北朝鮮偵察総局傘下のハッカー組織「アンダリエル」は今年初め、韓国国内資産運用会社を対象に文書中央化サーバーをハッキング後、サーバーに暗号をかけ、「金を渡せば暗号を解除する」と脅迫した。資産運用会社は、サーバーにあるデータに対するバックアップファイルがあり、お金の要求には応じなかった。しかし、その代わり、該当サーバーを捨てなければならなかった。金融界の関係者は、「かつてのハッカーは無差別攻撃に乗り出したとすれば、今年に入ってからセキュリティが脆弱な金融会社をターゲットに集中的に攻撃する方法に変わった」と話した。
国内金融業界のハッキングによる情報流出被害者が、昨年の5人から今年は6月基準で3142人に急増するなど、金融界もハッキングのリスクにさらされていることが分かった。野党「国民の力」の姜旻局(カン・ミングク)議員室が、金融監督院から提出を受けた資料によると、国内金融業界のハッキング事故は昨年は4件、今年も6月まで4件となっている。しかし、昨年は、ハッキングの試みにも関わらず情報流出の被害が少なかったのと違って、今年は漏れた個人情報が急増した。今年ハッキング侵害事故が起きた金融会社は、△iMバンク、△野村金融投資、△KBライフ生命保険、△韓国スタンダードチャータード銀行だった。
2020年~2025年6月までの約6年間を考えてみると、ハッキングによる情報流出が最も多く発生した業権は、△貯蓄銀行(3万6974人)、△証券業権(1万883人)、△生命保険業権(2673人)、△銀行業権(474人)の順だ。これは、金融当局に報告義務がある銀行、証券会社、保険会社、カード会社などのハッキング事例のみ集計された数値だ。当局への報告義務はないが、最近ハッキング被害にあった資産運用会社や法人保険代理店(GA)まで含めれば、関連数値は大幅に増えるものと見られる。
姜議員は、「金融当局は、金融会社のセキュリティ脅威対応水準を常時監視するための統合管制体系を早く構築し、周期的に金融会社向けIT常時協議体と懇談会を実施するなど、活動を強化しなければならない」と強調した。
新政府は、情報セキュリティ関連金融会社の責任を厳しく問う金融政策を予告した。李在明(イ・ジェミョン)大統領は、「繰り返されるセキュリティ事故の責任転嫁を根絶する」として、金融保安義務違反などで金融保安事故の発生時に懲罰的課徴金を課すと公約した。

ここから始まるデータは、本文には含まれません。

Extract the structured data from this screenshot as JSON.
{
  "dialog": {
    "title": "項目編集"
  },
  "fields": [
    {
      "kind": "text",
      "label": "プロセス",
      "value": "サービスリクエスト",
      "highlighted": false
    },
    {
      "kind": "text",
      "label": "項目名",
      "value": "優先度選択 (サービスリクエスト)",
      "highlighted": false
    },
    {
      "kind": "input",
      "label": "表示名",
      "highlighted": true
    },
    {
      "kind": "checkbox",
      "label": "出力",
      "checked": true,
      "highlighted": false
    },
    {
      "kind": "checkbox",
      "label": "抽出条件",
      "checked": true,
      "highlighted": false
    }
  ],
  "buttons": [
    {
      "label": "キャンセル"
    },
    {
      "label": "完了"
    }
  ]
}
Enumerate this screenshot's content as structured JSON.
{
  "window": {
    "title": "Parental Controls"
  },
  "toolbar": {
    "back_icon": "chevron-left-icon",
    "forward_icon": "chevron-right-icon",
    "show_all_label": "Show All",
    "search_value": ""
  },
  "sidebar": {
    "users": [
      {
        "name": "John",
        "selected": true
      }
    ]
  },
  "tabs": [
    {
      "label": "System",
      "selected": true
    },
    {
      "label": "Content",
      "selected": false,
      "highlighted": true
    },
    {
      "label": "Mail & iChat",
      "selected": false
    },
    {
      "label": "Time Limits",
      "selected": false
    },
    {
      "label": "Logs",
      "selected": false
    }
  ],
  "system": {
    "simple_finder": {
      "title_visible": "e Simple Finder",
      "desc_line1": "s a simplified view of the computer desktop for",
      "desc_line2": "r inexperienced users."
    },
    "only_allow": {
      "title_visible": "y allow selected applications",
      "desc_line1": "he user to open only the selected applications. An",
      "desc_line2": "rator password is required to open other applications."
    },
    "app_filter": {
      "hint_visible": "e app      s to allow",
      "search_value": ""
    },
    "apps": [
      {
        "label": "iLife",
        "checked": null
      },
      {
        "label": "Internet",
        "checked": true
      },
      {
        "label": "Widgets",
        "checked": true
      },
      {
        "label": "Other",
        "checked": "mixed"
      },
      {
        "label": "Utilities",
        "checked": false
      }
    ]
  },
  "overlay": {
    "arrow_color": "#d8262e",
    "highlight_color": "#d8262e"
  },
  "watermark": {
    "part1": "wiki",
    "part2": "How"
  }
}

情報セキュリティに対する取締役会の責任を強化する内容の電子金融監督規定の改正案も、8月5日から施行される。同改正案は、会社の情報保護最高責任者(CISO)が取締役会に電子金融取引の安全性と信頼性に重大な影響を及ぼす事案を報告するよう定めている。
金融界の関係者は、「金融会社も、情報セキュリティ関連の良質専門家を置いて予算を投資しなければならない」と強調した。